Bank earnings soar 53pc in Jan-June

Published November 12, 2020
Despite some increase in credit risk, banking sector demonstrated improved profitability — showing a jump of 52 per cent in the first half of the current calendar year, the State Bank said. — Dawn archives
Despite some increase in credit risk, banking sector demonstrated improved profitability — showing a jump of 52 per cent in the first half of the current calendar year, the State Bank said. — Dawn archives

KARACHI: Despite some increase in credit risk, banking sector demonstrated improved profitability — showing a jump of 52 per cent in the first half of the current calendar year, the State Bank said on Wednesday.

In its Mid-Year Performance Review of the banking sector — which comprehensively covers the performance and soundness of the banking sector for the period January to June 2020 (H1CY20) — SBP noted that despite elevated economic stress driven by the Covid-19 pandemic, assets of the banking sector witnessed a decent expansion of 7.8pc during H1CY20.

Robust increase in investments, funded by surge in deposits explains this growth, said the report. However, the advances, on the contrary, observed mild downtick owing to the economic slackness caused by the disruption in the business activities after the outbreak.

The Non-Performing Loans (NPLs) ratio increased from 8.6pc as of end December 2019 to 9.7pc as of end June 2020. However, net NPLs to loans ratio, which is a better measure of credit risk, increased only marginally from 1.7pc to 1.9pc.

The reports said the earnings marked visible improvement as profitability jumped by 52pc on year-on year basis. “This improvement resulted from higher interest income, deceleration in interest expenses and rise in non-interest income,” the review said.
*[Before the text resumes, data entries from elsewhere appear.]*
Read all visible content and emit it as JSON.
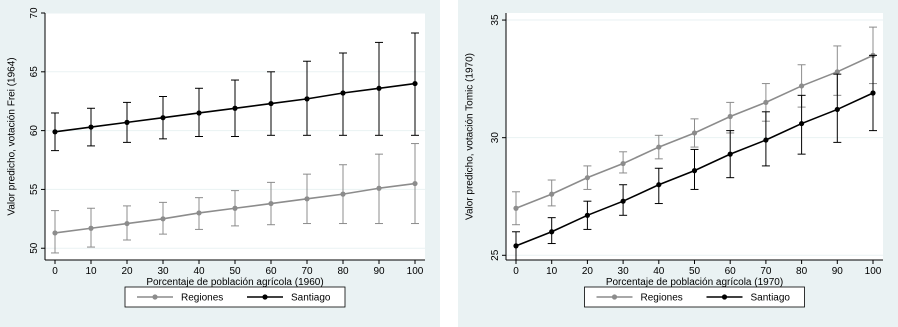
{
  "colors": {
    "panel_background": "#eaf2f3",
    "plot_background": "#ffffff",
    "grid": "#eaf2f3",
    "regiones": "#8c8c8c",
    "santiago": "#000000"
  },
  "chart_data": [
    {
      "type": "line",
      "xlabel": "Porcentaje de población agrícola (1960)",
      "ylabel": "Valor predicho, votación Frei (1964)",
      "x": [
        0,
        10,
        20,
        30,
        40,
        50,
        60,
        70,
        80,
        90,
        100
      ],
      "x_ticks": [
        "0",
        "10",
        "20",
        "30",
        "40",
        "50",
        "60",
        "70",
        "80",
        "90",
        "100"
      ],
      "ylim": [
        49,
        70
      ],
      "y_ticks": [
        "50",
        "55",
        "60",
        "65",
        "70"
      ],
      "grid": true,
      "legend_position": "bottom",
      "series": [
        {
          "name": "Regiones",
          "color": "#8c8c8c",
          "values": [
            51.3,
            51.7,
            52.1,
            52.5,
            53.0,
            53.4,
            53.8,
            54.2,
            54.6,
            55.1,
            55.5
          ],
          "ci_low": [
            49.6,
            50.1,
            50.7,
            51.2,
            51.6,
            51.9,
            52.0,
            52.1,
            52.1,
            52.1,
            52.1
          ],
          "ci_high": [
            53.2,
            53.4,
            53.6,
            53.9,
            54.3,
            54.9,
            55.6,
            56.3,
            57.1,
            58.0,
            58.9
          ]
        },
        {
          "name": "Santiago",
          "color": "#000000",
          "values": [
            59.9,
            60.3,
            60.7,
            61.1,
            61.5,
            61.9,
            62.3,
            62.7,
            63.2,
            63.6,
            64.0
          ],
          "ci_low": [
            58.3,
            58.7,
            59.0,
            59.3,
            59.5,
            59.5,
            59.6,
            59.6,
            59.6,
            59.6,
            59.6
          ],
          "ci_high": [
            61.5,
            61.9,
            62.4,
            62.9,
            63.6,
            64.3,
            65.0,
            65.9,
            66.6,
            67.5,
            68.3
          ]
        }
      ]
    },
    {
      "type": "line",
      "xlabel": "Porcentaje de población agrícola (1970)",
      "ylabel": "Valor predicho, votación Tomic (1970)",
      "x": [
        0,
        10,
        20,
        30,
        40,
        50,
        60,
        70,
        80,
        90,
        100
      ],
      "x_ticks": [
        "0",
        "10",
        "20",
        "30",
        "40",
        "50",
        "60",
        "70",
        "80",
        "90",
        "100"
      ],
      "ylim": [
        24.8,
        35.3
      ],
      "y_ticks": [
        "25",
        "30",
        "35"
      ],
      "grid": true,
      "legend_position": "bottom",
      "series": [
        {
          "name": "Regiones",
          "color": "#8c8c8c",
          "values": [
            27.0,
            27.6,
            28.3,
            28.9,
            29.6,
            30.2,
            30.9,
            31.5,
            32.2,
            32.8,
            33.5
          ],
          "ci_low": [
            26.3,
            27.1,
            27.8,
            28.5,
            29.1,
            29.6,
            30.2,
            30.7,
            31.3,
            31.8,
            32.3
          ],
          "ci_high": [
            27.7,
            28.2,
            28.8,
            29.4,
            30.1,
            30.8,
            31.5,
            32.3,
            33.1,
            33.9,
            34.7
          ]
        },
        {
          "name": "Santiago",
          "color": "#000000",
          "values": [
            25.4,
            26.0,
            26.7,
            27.3,
            28.0,
            28.6,
            29.3,
            29.9,
            30.6,
            31.2,
            31.9
          ],
          "ci_low": [
            24.8,
            25.5,
            26.1,
            26.7,
            27.2,
            27.8,
            28.3,
            28.8,
            29.3,
            29.8,
            30.3
          ],
          "ci_high": [
            26.0,
            26.6,
            27.3,
            28.0,
            28.7,
            29.5,
            30.3,
            31.1,
            31.8,
            32.7,
            33.5
          ]
        }
      ]
    }
  ]
}
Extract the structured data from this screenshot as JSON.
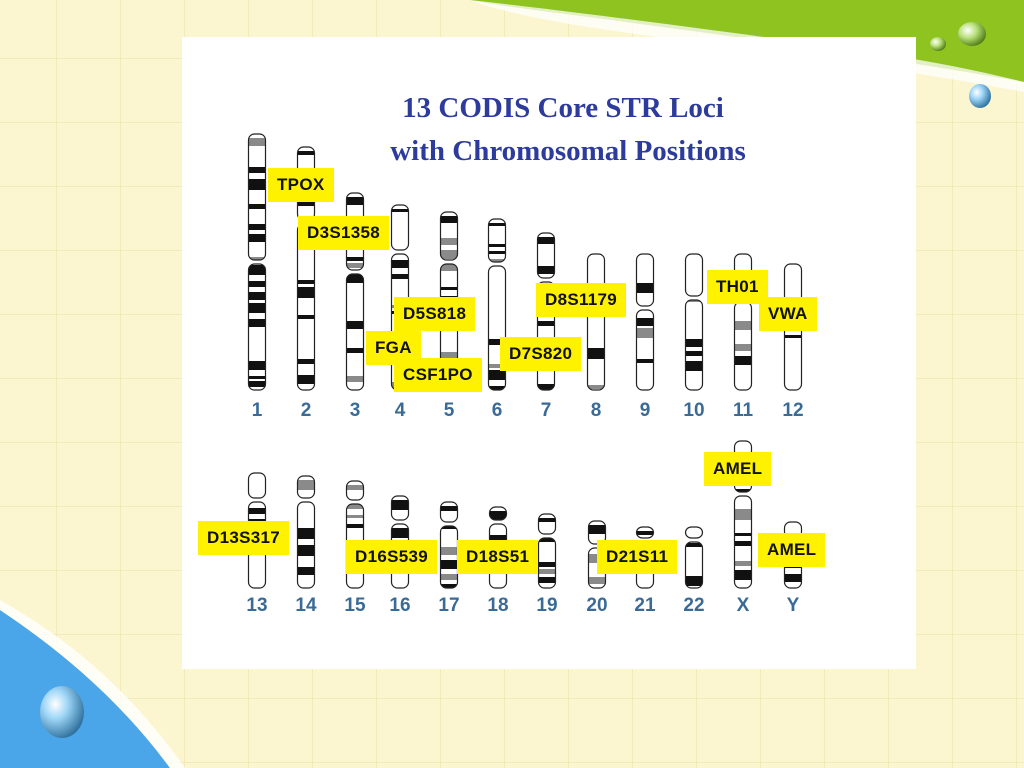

With better profitability, the soundness of the banking sector further strengthened as Capital Adequacy Ratio (CAR) increased to 18.7pc in June 2020 from 17pc in December 2019, said the report.

The contraction in advances during H1CY19 was a manifestation of economic stress prevailing due to Covid-19, said the report.

In case of Private Sector Advances (PSA), the contraction amounted to Rs150.1 billion (or 2.4pc). However, considering that SBP had taken timely policy measures to contain the risks associated with Covid-19, this contraction could have been much deeper otherwise, said the report.

The report said deterioration in macroeconomic environment was visible in both falling LSM activity and investors’ confidence.

Consumer financing observed contraction of Rs16.8bn during the first half of CY20. All three categories of consumer financing i.e. auto loans, credit cards and mortgages observed retirements, said the report.

In terms of sectors, though there was contraction in demand, yet flow of advances to textile, cement, and sugar sectors increased. Textile sector retired loans during Q2CY20, which translated into a marginal increase of 1.3pc over the H1CY20, said the report.

Energy sector’s cash flows improved during the first half of CY20 owing to the issuance of energy Sukuk-II worth Rs200bn, which reduced the receivable of energy firms (related to circular debt).

Investments of the banking sector — amid weaker demand for advances and abundant liquidity — surged by Rs2 trillion during the first half of CY20. Investments in government securities explain more than 90pc (Rs1.9tr) rise in investment flows during the reviewed period.

Deposits surged by 9.1pc during H1CY20 (6.8pc in H1CY19). It was the highest acceleration since H1CY0715, said the report.

The compositional analysis indicates that Savings and Current Account (Non-Remunerative) deposits together explain 90pc rise in total deposits during H1CY20.